Wie wird Deutschland während der Coronapandemie international wahrgenommen? Antworten auf diese Frage liefert die Studie „Außenblick – Internationale Perspektiven auf Deutschland in Zeiten von Corona“. Für die gemeinsame Erhebung des DAAD, der Deutschen Gesellschaft für Internationale Zusammenarbeit (GIZ) und des Goethe-Instituts wurden 620 internationale Expertinnen und Experten aus den Bereichen Wissenschaft, Internationale Zusammenarbeit, Kultur und Wirtschaft befragt. Andreas von Schumann, Leiter des Büros für politische Kommunikation bei der GIZ, über ein differenziertes Deutschlandbild in der Welt und die Relevanz dieser Ergebnisse für seine Organisation. 

Herr von Schumann, Sie setzen sich seit zehn Jahren innerhalb der GIZ systematisch mit der Wahrnehmung Deutschlands in der Welt auseinander. Inwiefern ist gerade die Studie „Außenblick“ für Akteure wie die Deutsche Gesellschaft für Internationale Zusammenarbeit relevant und interessant?
„Außenblick“ ist die erste Erhebung zur Wahrnehmung Deutschlands in der Welt, die wir gemeinsam mit dem DAAD und dem Goethe-Institut durchgeführt haben – zudem noch unterstützt von den deutschen Auslandshandelskammern. Durch die Nutzung der weltweiten Netzwerke der deutschen Akteurinnen und Akteure in der internationalen Zusammenarbeit konnte ein sehr differenziertes Bild von der Wahrnehmung Deutschlands in der Welt nachgezeichnet werden. Natürlich spiegelt die Studie auch Stereotype wider, aber im Mittelpunkt stehen ernsthafte und abwägende Betrachtungen der Teilnehmenden an dieser Erhebung zu ganz unterschiedlichen Aspekten von Wissenschaft, Kultur, Politik und Wirtschaft. Eine besondere Relevanz bekommt diese Studie durch den Zeitraum der Erhebung. Alle drei Organisationen sind aufgrund von Corona sehr stark gefordert in der Durchführung ihrer weltweiten Programme. Und natürlich gilt das auch für die Vielzahl der Organisationen in unseren Partnerländern, mit denen wir gemeinsam diese Programme umsetzen. Gerade in kritischen Zeiten scheint es geboten, sensibel die Außenwahrnehmung aufzunehmen. Das schärft den Blick für das Notwendige und hilft dabei, die Kraft für das Mögliche zu bündeln.

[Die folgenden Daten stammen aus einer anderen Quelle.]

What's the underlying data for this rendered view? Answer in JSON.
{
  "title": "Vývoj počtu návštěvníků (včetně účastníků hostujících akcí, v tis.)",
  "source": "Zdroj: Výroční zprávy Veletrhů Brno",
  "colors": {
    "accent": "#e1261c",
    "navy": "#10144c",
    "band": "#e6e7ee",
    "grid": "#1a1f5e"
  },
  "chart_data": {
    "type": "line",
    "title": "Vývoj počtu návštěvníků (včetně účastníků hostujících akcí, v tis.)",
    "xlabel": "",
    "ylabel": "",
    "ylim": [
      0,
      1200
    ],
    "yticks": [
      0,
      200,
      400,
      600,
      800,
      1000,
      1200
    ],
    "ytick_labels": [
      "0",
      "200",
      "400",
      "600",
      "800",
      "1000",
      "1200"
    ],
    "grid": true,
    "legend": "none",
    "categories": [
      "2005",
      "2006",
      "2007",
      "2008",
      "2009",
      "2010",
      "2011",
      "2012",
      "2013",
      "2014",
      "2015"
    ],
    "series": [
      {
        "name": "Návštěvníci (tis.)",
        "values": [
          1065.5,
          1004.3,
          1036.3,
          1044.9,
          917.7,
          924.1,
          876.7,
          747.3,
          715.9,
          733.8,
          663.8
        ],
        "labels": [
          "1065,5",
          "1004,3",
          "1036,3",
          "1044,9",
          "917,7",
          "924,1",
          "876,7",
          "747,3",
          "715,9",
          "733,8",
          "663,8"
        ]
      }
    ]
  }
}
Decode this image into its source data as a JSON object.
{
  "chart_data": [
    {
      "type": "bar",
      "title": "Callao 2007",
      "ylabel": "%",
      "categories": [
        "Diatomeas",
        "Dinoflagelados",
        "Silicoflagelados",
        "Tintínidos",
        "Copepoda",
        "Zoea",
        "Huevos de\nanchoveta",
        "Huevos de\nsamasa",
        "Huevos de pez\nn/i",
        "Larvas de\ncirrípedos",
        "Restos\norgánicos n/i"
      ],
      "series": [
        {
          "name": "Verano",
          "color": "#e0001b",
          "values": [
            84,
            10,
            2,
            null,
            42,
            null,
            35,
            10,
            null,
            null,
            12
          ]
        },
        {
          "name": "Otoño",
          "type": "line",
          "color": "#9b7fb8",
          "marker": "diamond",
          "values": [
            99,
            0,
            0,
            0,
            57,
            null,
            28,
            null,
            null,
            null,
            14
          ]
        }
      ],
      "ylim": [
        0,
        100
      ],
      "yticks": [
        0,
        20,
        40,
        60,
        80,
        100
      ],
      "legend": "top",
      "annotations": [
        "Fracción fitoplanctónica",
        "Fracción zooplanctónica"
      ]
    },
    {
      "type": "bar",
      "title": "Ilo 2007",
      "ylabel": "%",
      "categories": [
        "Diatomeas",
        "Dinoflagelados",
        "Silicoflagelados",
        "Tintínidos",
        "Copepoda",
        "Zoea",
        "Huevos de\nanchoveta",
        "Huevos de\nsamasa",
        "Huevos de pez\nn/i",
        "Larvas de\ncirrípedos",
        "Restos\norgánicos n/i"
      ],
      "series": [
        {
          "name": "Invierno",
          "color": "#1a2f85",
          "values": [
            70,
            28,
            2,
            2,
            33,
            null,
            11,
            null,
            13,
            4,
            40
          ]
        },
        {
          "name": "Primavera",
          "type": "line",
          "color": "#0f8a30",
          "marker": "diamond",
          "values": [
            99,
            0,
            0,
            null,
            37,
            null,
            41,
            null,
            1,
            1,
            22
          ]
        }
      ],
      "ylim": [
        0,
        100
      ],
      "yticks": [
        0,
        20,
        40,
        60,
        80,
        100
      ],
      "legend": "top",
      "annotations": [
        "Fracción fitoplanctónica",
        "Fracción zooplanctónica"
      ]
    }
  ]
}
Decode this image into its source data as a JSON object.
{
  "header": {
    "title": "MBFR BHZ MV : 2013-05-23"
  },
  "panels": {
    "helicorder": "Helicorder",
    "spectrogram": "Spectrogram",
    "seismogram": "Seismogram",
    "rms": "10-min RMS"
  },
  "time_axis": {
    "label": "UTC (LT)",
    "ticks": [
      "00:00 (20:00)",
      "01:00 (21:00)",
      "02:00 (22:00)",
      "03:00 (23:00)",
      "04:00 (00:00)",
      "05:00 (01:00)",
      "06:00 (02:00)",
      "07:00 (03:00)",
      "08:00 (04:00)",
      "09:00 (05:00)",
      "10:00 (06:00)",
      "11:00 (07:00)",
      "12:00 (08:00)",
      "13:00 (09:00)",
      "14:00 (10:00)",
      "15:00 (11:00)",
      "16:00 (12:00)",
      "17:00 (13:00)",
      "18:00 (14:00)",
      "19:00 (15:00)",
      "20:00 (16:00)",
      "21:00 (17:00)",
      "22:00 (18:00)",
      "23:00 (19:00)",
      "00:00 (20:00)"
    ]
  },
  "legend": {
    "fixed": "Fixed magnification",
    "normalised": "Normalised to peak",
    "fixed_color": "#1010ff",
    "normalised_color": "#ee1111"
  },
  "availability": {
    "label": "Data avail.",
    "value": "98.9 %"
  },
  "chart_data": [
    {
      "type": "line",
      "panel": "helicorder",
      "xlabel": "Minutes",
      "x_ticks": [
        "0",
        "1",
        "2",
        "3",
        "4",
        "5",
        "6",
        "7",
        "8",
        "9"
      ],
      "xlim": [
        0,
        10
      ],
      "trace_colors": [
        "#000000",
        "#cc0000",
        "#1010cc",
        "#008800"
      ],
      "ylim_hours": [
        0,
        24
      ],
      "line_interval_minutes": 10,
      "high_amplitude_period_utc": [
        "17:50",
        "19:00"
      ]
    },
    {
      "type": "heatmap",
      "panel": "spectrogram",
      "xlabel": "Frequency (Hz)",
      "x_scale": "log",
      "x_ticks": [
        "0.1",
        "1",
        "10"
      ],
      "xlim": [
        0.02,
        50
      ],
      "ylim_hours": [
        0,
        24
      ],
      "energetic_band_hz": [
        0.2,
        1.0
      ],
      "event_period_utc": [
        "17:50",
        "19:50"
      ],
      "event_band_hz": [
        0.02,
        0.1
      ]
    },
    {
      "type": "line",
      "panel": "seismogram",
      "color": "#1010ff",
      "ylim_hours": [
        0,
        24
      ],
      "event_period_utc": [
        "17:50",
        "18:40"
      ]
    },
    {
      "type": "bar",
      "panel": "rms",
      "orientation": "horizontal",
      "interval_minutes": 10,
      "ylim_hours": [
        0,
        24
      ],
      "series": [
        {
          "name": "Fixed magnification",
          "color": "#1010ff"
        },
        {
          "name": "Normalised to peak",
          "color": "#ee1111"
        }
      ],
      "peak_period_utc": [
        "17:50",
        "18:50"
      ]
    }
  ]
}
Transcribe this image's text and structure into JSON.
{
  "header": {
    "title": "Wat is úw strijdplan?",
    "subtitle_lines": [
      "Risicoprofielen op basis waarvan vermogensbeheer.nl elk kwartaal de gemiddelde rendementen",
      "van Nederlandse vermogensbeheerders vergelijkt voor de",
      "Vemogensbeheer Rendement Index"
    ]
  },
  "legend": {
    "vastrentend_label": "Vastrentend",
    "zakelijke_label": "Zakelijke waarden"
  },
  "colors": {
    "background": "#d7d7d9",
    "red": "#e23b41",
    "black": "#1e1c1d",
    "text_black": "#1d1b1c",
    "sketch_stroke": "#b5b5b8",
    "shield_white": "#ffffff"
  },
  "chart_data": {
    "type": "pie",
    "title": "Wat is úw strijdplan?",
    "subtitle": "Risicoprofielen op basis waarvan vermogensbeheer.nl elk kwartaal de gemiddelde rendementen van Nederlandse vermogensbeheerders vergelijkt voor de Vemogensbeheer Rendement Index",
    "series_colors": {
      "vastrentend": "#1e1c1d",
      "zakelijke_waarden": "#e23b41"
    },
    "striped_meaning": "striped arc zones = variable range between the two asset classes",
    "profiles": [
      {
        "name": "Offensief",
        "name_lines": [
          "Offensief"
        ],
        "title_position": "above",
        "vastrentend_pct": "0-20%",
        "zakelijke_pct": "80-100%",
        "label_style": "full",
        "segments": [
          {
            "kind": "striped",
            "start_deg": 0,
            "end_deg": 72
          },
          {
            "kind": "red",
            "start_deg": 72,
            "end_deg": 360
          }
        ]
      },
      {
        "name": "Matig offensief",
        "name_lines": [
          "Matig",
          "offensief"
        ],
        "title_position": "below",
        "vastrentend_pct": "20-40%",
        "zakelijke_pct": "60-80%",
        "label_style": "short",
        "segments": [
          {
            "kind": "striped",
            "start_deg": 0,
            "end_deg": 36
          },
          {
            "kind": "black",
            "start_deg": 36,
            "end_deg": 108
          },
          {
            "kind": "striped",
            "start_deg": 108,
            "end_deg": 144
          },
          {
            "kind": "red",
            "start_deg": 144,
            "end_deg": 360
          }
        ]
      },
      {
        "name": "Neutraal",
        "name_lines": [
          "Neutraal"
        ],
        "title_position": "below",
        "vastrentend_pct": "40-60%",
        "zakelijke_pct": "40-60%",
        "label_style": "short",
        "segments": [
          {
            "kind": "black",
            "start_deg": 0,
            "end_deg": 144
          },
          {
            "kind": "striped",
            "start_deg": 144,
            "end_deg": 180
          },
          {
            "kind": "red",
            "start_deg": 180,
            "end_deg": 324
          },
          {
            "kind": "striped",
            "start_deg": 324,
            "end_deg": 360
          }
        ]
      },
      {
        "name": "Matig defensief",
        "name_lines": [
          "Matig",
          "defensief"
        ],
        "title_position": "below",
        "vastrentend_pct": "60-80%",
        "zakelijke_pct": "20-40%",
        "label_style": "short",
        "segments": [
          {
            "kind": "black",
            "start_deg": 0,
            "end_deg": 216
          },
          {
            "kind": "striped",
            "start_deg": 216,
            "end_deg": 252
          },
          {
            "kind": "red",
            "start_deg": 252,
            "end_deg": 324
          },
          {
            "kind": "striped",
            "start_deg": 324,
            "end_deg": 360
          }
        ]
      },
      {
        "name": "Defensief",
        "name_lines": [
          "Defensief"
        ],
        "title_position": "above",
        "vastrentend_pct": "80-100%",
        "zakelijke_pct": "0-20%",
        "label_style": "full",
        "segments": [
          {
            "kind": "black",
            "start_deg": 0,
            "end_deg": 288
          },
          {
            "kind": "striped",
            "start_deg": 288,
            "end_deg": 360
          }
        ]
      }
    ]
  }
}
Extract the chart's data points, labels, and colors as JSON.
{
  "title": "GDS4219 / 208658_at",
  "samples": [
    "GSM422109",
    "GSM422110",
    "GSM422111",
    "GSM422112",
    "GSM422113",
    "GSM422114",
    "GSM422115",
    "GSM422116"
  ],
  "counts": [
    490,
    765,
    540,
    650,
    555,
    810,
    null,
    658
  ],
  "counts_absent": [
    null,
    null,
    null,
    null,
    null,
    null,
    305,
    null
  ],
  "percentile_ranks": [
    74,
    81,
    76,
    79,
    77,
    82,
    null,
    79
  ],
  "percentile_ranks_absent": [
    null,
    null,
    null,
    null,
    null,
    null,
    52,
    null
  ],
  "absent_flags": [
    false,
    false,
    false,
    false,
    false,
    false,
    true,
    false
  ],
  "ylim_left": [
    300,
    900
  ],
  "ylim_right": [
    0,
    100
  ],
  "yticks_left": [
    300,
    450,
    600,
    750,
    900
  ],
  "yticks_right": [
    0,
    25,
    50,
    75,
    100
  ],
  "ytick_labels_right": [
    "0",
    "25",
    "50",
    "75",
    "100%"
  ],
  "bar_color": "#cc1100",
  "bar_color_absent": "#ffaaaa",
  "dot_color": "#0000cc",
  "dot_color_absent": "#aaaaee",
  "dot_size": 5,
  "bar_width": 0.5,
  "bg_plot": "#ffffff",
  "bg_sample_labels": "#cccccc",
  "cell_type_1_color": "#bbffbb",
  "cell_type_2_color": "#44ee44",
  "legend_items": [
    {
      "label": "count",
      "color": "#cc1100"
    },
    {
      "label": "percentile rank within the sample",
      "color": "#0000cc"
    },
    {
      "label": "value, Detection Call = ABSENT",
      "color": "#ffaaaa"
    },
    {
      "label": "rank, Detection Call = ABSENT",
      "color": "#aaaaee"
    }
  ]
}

Deutschland wird aus der Sicht anderer Länder unter anderem für seine Kulturförderung sehr geschätzt. Inwiefern erleichtert diese Wertschätzung gegenüber Deutschland die von Ihnen geförderte internationale Zusammenarbeit? 
Die deutsche Kulturlandschaft und auch die unterschiedlichen Instrumente der Kulturförderung in Deutschland finden weltweit große Anerkennung. Aber auch die wachsende Aufmerksamkeit für zeitgenössische Kunst und Kultur aus Deutschland wird in vielen Ländern hervorgehoben. Die Auseinandersetzung mit der vielfältigen Kulturlandschaft in Deutschland und deren Wertschätzung ebnet natürlich unseren Weg für eine partnerschaftliche Zusammenarbeit – und dies nicht nur atmosphärisch. Über Kultur eröffnen sich wechselseitige Zugänge zum Denken und Fühlen der Partner und das erleichtert es, zu einem gemeinsamen Verständnis über die Herausforderungen zu kommen, die in der Zusammenarbeit bewältigt werden sollen.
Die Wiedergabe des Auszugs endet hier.